I would like to go to Sasketchewan sometime. Is that were Banff is? (Apologies if my geography is off).
 
beary said:
I would like to go to Sasketchewan sometime. Is that were Banff is? (Apologies if my geography is off).
Banff is in Alberta, which is where I am. Saskatchewan is like the Dakotas (apologies if my geography is off) - a lot of flat nothingness. Just keep driving.
 
deschutes said:
Banff is in Alberta, which is where I am.

Oh, I'm jealous! Have you been there?

Parks that I totally want to go to but haven't been there yet:
Banff!
Glacier
Yosemite
Smoky Mountain
Everglades
Zion
 
deschutes said:
Sasketchewan is like the Dakotas (apologies if my geography is off) - a lot of flat nothingness. Just keep driving.

South Dakota has the Blackhills, Wind Cave, and the Badlands, all of which are totally the bomb.

Mount Rushmore - not the bomb. Just get a postcard.

Crazy Horse Monument - biggest rip off ever. Just look at it from the road and save yourself $15.
 
beary that's a nice list! To which I would add the Sequioas, the Sarawak Chamber and the Icefields Parkway. Where is Zion?

AndyMilonakis said:
my mom tells me that there are a lot of asian people in alberta.
I am told Winnipeg, MB is even more international.
 
deschutes said:
beary that's a nice list! To which I would add the Sequioas, the Sarawak Chamber and the Icefields Parkway. Where is Zion?

Sequoias is an excellent addition! I do not know about the Sarawak Chamber and the Icefields Parkway, but will look them up.

I 😍 parks!

Zion is in Utah.

zion-national-park-waterfall.jpg
 
beary said:
Zion is in Utah.
Curious. I thought Zion was buried deep beneath the earth's surface... 🙂

The Icefields Parkway is miles and miles of take-your-breath-away:

d006-133(1).jpg


~

The Sarawak Chamber:

BigBlackSquare.gif


It's on the island of Borneo 😉
According to the Guinnes Book of Records it is the largest cave chamber in the world and can easily accomodate 40 Boeing 747s.

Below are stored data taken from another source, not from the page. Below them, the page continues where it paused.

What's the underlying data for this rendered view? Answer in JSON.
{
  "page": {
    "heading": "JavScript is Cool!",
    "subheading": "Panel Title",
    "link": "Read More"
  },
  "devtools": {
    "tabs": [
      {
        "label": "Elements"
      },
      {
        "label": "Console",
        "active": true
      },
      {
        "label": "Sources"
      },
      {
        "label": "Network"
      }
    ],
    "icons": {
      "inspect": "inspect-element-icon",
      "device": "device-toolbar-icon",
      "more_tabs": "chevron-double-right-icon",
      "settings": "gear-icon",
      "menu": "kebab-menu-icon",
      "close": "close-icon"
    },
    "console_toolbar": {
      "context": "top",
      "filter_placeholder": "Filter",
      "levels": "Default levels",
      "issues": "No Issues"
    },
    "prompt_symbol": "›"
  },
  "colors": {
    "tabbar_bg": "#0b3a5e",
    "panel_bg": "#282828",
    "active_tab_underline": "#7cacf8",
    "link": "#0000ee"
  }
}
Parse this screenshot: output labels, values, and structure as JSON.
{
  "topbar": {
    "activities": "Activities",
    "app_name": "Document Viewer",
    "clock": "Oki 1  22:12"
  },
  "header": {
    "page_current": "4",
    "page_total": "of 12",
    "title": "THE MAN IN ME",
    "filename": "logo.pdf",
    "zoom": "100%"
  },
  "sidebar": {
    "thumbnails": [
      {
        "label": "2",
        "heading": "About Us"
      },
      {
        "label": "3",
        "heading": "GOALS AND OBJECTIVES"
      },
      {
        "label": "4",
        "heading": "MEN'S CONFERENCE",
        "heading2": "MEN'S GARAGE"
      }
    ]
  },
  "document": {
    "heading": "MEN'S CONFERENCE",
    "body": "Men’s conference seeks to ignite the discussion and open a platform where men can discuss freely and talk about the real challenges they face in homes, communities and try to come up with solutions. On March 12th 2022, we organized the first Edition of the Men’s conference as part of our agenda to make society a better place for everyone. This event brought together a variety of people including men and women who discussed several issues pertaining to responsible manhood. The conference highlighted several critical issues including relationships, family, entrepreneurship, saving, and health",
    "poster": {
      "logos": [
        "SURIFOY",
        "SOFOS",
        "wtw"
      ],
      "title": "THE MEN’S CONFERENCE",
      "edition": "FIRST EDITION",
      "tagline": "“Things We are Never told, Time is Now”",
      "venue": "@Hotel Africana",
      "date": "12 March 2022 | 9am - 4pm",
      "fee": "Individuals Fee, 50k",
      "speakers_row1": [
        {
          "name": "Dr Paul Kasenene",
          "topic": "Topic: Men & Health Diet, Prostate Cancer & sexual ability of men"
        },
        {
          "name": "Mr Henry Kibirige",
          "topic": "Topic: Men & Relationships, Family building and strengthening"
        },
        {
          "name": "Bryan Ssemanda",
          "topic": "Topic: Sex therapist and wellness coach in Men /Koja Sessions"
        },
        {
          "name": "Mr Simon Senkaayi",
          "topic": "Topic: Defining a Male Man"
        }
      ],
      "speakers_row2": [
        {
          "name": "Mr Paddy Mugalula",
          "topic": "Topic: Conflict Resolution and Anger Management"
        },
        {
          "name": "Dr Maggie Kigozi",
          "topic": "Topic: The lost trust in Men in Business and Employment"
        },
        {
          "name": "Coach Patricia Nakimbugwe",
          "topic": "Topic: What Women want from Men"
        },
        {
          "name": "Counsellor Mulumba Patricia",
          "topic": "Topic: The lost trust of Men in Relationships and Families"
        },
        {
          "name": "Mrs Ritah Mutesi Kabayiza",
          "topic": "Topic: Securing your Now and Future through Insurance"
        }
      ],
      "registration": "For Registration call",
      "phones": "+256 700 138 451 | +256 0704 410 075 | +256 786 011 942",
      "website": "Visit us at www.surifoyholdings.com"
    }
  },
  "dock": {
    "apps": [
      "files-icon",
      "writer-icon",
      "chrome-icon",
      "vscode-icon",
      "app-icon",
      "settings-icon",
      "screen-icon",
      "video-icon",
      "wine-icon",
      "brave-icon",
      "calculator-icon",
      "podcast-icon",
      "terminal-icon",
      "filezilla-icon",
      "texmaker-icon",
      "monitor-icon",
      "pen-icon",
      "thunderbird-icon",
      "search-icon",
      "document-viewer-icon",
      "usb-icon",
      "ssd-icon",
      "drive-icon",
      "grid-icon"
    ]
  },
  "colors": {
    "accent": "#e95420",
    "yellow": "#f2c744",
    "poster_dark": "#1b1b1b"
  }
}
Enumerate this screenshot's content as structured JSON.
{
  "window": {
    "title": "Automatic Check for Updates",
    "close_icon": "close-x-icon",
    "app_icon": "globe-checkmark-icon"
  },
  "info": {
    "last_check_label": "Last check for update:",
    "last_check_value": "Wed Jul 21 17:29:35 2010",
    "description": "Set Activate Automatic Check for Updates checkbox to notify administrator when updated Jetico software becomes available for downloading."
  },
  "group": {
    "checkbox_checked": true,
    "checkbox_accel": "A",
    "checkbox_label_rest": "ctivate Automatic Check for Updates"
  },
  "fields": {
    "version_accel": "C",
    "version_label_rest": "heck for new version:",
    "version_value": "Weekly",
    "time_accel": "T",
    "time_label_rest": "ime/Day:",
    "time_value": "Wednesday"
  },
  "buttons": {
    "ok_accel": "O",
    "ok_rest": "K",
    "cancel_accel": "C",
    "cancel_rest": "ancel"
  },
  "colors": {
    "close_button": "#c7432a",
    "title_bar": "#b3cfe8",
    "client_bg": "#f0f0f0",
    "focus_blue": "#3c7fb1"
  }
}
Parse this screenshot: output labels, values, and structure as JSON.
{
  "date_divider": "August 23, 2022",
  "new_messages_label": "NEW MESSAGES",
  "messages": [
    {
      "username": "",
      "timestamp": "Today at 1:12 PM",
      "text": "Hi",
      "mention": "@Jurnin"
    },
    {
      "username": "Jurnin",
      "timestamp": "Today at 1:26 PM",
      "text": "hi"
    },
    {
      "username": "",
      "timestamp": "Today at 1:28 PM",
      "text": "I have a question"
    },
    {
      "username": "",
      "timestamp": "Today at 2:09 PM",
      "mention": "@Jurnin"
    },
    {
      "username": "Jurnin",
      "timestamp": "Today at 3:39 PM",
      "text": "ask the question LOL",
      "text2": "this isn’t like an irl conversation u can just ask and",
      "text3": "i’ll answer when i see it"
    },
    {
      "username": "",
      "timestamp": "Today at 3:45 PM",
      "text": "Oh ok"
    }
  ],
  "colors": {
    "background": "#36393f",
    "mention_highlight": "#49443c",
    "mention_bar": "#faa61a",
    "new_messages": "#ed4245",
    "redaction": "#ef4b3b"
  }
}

The surrounding geography is interesting:

summit2.jpg

mulu_3.jpg
 
deschutes said:
Curious. I thought Zion was buried deep beneath the earth's surface... 🙂

Of course. This is the other Zion. 😉

deschutes said:
The Icefields Parkway is miles and miles of take-your-breath-away:

Gorgeous! I must go sometime!!

deschutes said:
The Sarawak Chamber:
It's on the island of Borneo 😉
According to the Guinnes Book of Records it is the largest cave chamber in the world and can easily accomodate 40 Boeing 747s.
Also looks very cool. Will have to add to my list of overseas destinations.

All this coverage of the Vatican is making me really want to go there. But first gotta hit up some of these parks. 🙂
 
bananaface said:
Which is where?
I believe he refers to a spot in northeastern Canada, though I have not been around here long enough to know much about it!

I think they have a good rural family med program there 😀 For what that's worth.
 
We take a break from regular programming to investigate asparagus pee.

According to Elizabeth Somer (MA,RD), the mercaptan in asparagus also found in rotten eggs and skunk is digested and excreted in your pee, thus causing the smell.

The odd thing is that not everyone pees the same way.
Some people have the enzyme to break mercaptan down to make smelly pee, some don't.

And then there are some who cannot smell the smelliness i.e. you have stinky urine but you don't know it.

(The allegation that asparagus makes your pee green, is entirely false.)
 
I cannot eat asparagus because it makes my pee smell so bad. I love the taste of asparagus, but it's just not worth it.